What is an AI agent framework?
An AI agent framework is a software structure that provides tools, libraries, and abstractions for building intelligent agents. These frameworks handle complex tasks like model integration, memory management, tool usage, and multi-agent coordination, allowing developers to focus on business logic rather than infrastructure.
Which framework is best for beginners?
For beginners, we recommend starting with n8n for visual workflow creation, CrewAI for its intuitive role-based approach, or LangChain if you prefer Python and have some programming experience. These frameworks offer excellent documentation and community support.
What's the difference between LangChain and LangGraph?
LangChain is a general-purpose framework for building LLM applications with chains and agents. LangGraph extends LangChain with graph-based workflows, offering more explicit control flow, state management, and debugging capabilities for complex, stateful applications.
Are these frameworks suitable for enterprise use?
Yes, several frameworks are enterprise-ready including Semantic Kernel (Microsoft), LangChain with enterprise features, AutoGen, and n8n. Consider factors like security, scalability, compliance, vendor support, and integration capabilities when choosing for enterprise use.
How do I choose between multi-agent and single-agent frameworks?
Choose multi-agent frameworks (AutoGen, CrewAI, LangGraph) when you need specialized agents working together, complex workflows with different roles, or parallel processing.

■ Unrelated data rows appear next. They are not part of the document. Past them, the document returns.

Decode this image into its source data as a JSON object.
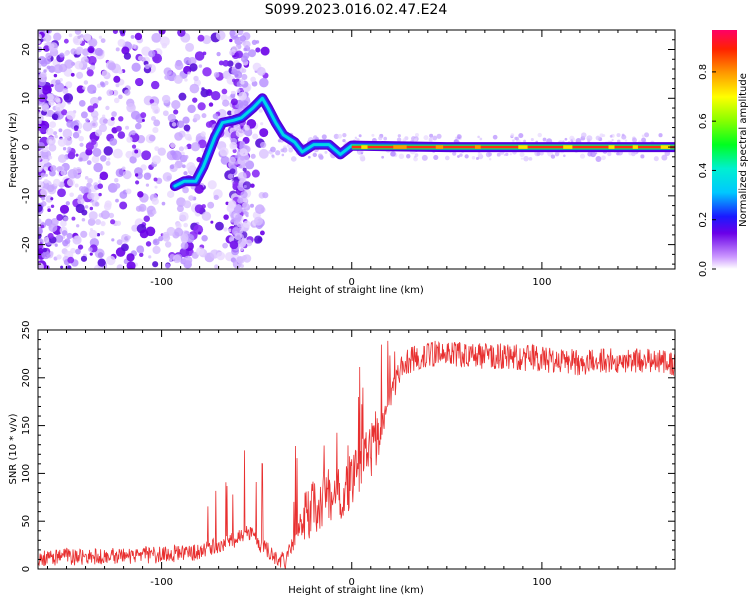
{
  "title": "S099.2023.016.02.47.E24",
  "chart_data": [
    {
      "type": "heatmap",
      "xlabel": "Height of straight line (km)",
      "ylabel": "Frequency (Hz)",
      "xlim": [
        -165,
        170
      ],
      "ylim": [
        -25,
        24
      ],
      "x_ticks": [
        -100,
        0,
        100
      ],
      "y_ticks": [
        -20,
        -10,
        0,
        10,
        20
      ],
      "colorbar": {
        "label": "Normalized spectral amplitude",
        "range": [
          0,
          0.97
        ],
        "ticks": [
          0.0,
          0.2,
          0.4,
          0.6,
          0.8
        ]
      },
      "ridge_trace": [
        {
          "x": -93,
          "y": -8
        },
        {
          "x": -88,
          "y": -7
        },
        {
          "x": -82,
          "y": -7
        },
        {
          "x": -78,
          "y": -4
        },
        {
          "x": -75,
          "y": -1
        },
        {
          "x": -72,
          "y": 2
        },
        {
          "x": -68,
          "y": 5
        },
        {
          "x": -62,
          "y": 5.5
        },
        {
          "x": -58,
          "y": 6
        },
        {
          "x": -52,
          "y": 8
        },
        {
          "x": -47,
          "y": 10
        },
        {
          "x": -44,
          "y": 8
        },
        {
          "x": -40,
          "y": 5
        },
        {
          "x": -36,
          "y": 2.5
        },
        {
          "x": -30,
          "y": 1
        },
        {
          "x": -26,
          "y": -1
        },
        {
          "x": -20,
          "y": 0.5
        },
        {
          "x": -12,
          "y": 0.5
        },
        {
          "x": -6,
          "y": -1.5
        },
        {
          "x": 0,
          "y": 0.3
        },
        {
          "x": 50,
          "y": 0
        },
        {
          "x": 100,
          "y": 0
        },
        {
          "x": 170,
          "y": 0
        }
      ]
    },
    {
      "type": "line",
      "xlabel": "Height of straight line (km)",
      "ylabel": "SNR (10 * v/v)",
      "xlim": [
        -165,
        170
      ],
      "ylim": [
        0,
        250
      ],
      "x_ticks": [
        -100,
        0,
        100
      ],
      "y_ticks": [
        0,
        50,
        100,
        150,
        200,
        250
      ],
      "line_color": "#e83030",
      "series": [
        {
          "x": [
            -165,
            -140,
            -120,
            -100,
            -80,
            -70,
            -60,
            -55,
            -50,
            -45,
            -40,
            -35,
            -30,
            -25,
            -20,
            -15,
            -10,
            -5,
            0,
            5,
            10,
            15,
            20,
            25,
            30,
            40,
            50,
            60,
            80,
            100,
            120,
            140,
            160,
            170
          ],
          "values": [
            12,
            13,
            14,
            15,
            18,
            25,
            32,
            40,
            30,
            20,
            12,
            8,
            30,
            55,
            65,
            72,
            78,
            82,
            90,
            110,
            125,
            145,
            180,
            205,
            218,
            225,
            226,
            224,
            222,
            220,
            216,
            218,
            218,
            215
          ]
        }
      ]
    }
  ]
}
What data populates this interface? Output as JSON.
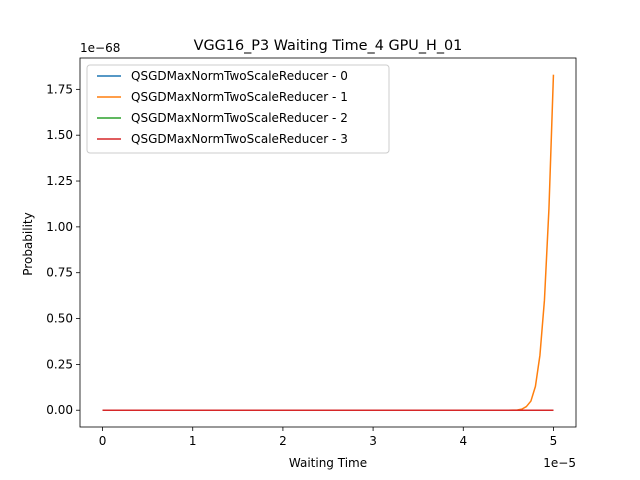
{
  "chart_data": {
    "type": "line",
    "title": "VGG16_P3 Waiting Time_4 GPU_H_01",
    "xlabel": "Waiting Time",
    "ylabel": "Probability",
    "x_offset_label": "1e−5",
    "y_offset_label": "1e−68",
    "xlim": [
      -2.5e-06,
      5.25e-05
    ],
    "ylim": [
      -9.15e-70,
      1.921e-68
    ],
    "xticks": [
      0,
      1e-05,
      2e-05,
      3e-05,
      4e-05,
      5e-05
    ],
    "xtick_labels": [
      "0",
      "1",
      "2",
      "3",
      "4",
      "5"
    ],
    "yticks": [
      0,
      2.5e-69,
      5e-69,
      7.5e-69,
      1e-68,
      1.25e-68,
      1.5e-68,
      1.75e-68
    ],
    "ytick_labels": [
      "0.00",
      "0.25",
      "0.50",
      "0.75",
      "1.00",
      "1.25",
      "1.50",
      "1.75"
    ],
    "grid": false,
    "legend_position": "top-left",
    "series": [
      {
        "name": "QSGDMaxNormTwoScaleReducer - 0",
        "color": "#1f77b4",
        "x": [
          0,
          5e-05
        ],
        "y": [
          0,
          0
        ]
      },
      {
        "name": "QSGDMaxNormTwoScaleReducer - 1",
        "color": "#ff7f0e",
        "x": [
          0,
          4.5e-05,
          4.6e-05,
          4.65e-05,
          4.7e-05,
          4.75e-05,
          4.8e-05,
          4.85e-05,
          4.9e-05,
          4.95e-05,
          5e-05
        ],
        "y": [
          0,
          0,
          1e-71,
          6e-71,
          2e-70,
          5e-70,
          1.3e-69,
          3e-69,
          6e-69,
          1.1e-68,
          1.83e-68
        ]
      },
      {
        "name": "QSGDMaxNormTwoScaleReducer - 2",
        "color": "#2ca02c",
        "x": [
          0,
          5e-05
        ],
        "y": [
          0,
          0
        ]
      },
      {
        "name": "QSGDMaxNormTwoScaleReducer - 3",
        "color": "#d62728",
        "x": [
          0,
          5e-05
        ],
        "y": [
          0,
          0
        ]
      }
    ]
  }
}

Single-agent frameworks work well for simpler, linear tasks or when you want to start simple and scale up.
What programming languages are supported?
Python is the most widely supported language across frameworks. TypeScript/JavaScript is supported by LangChain, n8n, and LangGraph. C# developers should consider Semantic Kernel. Java support is available in Semantic Kernel. Check each framework's documentation for specific language support.
Are these frameworks free to use?
Most frameworks offer open-source versions that are free to use. However, some have commercial features, enterprise support, or cloud hosting that require payment. Check the pricing details for each framework, especially for commercial use or advanced features.
How do I handle framework updates and compatibility?
AI agent frameworks are rapidly evolving. Follow framework roadmaps, join their communities, use version pinning in production, test updates in staging environments, and consider the framework's stability and update frequency when choosing for production use.